I've long wanted to make my own language. Well, I'm pretty sure most programmers were at times annoyed by some parts of existing languages. In my case, it's bad enough I decided to make my own language. This document details my thought process over a few, well, years actually. It's written a bit crudely - the main goal is to give myself the understanding of what exactly I'm trying to do, hopefully others will also be able to understand some of it.

  1. Why?
  2. How?
  3. Async
  4. Migrations
  5. Functions
  6. Type bounds
  7. Sum types
  8. Overloading
  9. No GC?
  10. Primitives

Why?

The first obvious question is - why make a new language? Why not use an existing one? To answer that, a clear conception of the language is needed. Let's start by defining the goals. In my case, it's:

I'm very confident none of the existing languages have a combination of those features - Rust comes close if I were to implement a plugin framework with wasm-based security... And that's a fair point! Rust can serve as the project language - I will implement the runtime in Rust, at least the first version.

How?

Designing a programming language is no easy feat. Well, there are many resources on the matter. I'll just document the steps I'm taking right now.
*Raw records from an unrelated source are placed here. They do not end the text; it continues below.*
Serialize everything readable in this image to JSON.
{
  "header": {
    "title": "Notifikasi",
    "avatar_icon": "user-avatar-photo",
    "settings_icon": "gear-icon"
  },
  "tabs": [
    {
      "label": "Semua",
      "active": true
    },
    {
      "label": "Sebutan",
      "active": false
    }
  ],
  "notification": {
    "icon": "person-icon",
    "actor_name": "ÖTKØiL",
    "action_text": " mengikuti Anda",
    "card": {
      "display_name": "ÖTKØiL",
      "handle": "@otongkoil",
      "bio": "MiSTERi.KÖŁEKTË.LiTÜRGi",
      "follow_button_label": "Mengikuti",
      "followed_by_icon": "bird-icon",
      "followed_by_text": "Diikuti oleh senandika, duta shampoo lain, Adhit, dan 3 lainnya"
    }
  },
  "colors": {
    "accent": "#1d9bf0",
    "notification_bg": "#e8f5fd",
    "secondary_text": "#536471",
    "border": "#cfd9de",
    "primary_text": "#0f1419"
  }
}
And right now I need the runtime. If I have a basic runtime, I can write a language on top of it, and if I have a language coupled with a runtime, I can develop them in conjunction with each other. Sounds good? Here comes the first task - ABI

Rust has no stable ABI. You know what does? C. C is the lingua franca of programming as one of the only languages with a stable ABI. Well, it isn't guaranteed by the language standard - rather, the existing implementations don't change it, because there's no need to. It's nicer this way.

This means that while the runtime itself may be written in Rust, the interface has to use C. Rust itself doesn't guarantee any ABI compatibility with anything.

Async

Next question is async. How do you implement it? That's a hot topic! In the language itself, I'd probably implement continuations, since they solve the color problem, and can also give exceptions for free. But this isn't the language, just the async runtime. So what do we do?

To understand that, let's understand what async is and what it needs to do. The core point is to move thread context switching to userspace, it's expected to be faster because there's no need for complicated logic, restoring the stack, etc. But that also means each function's stack has to be managed by the application!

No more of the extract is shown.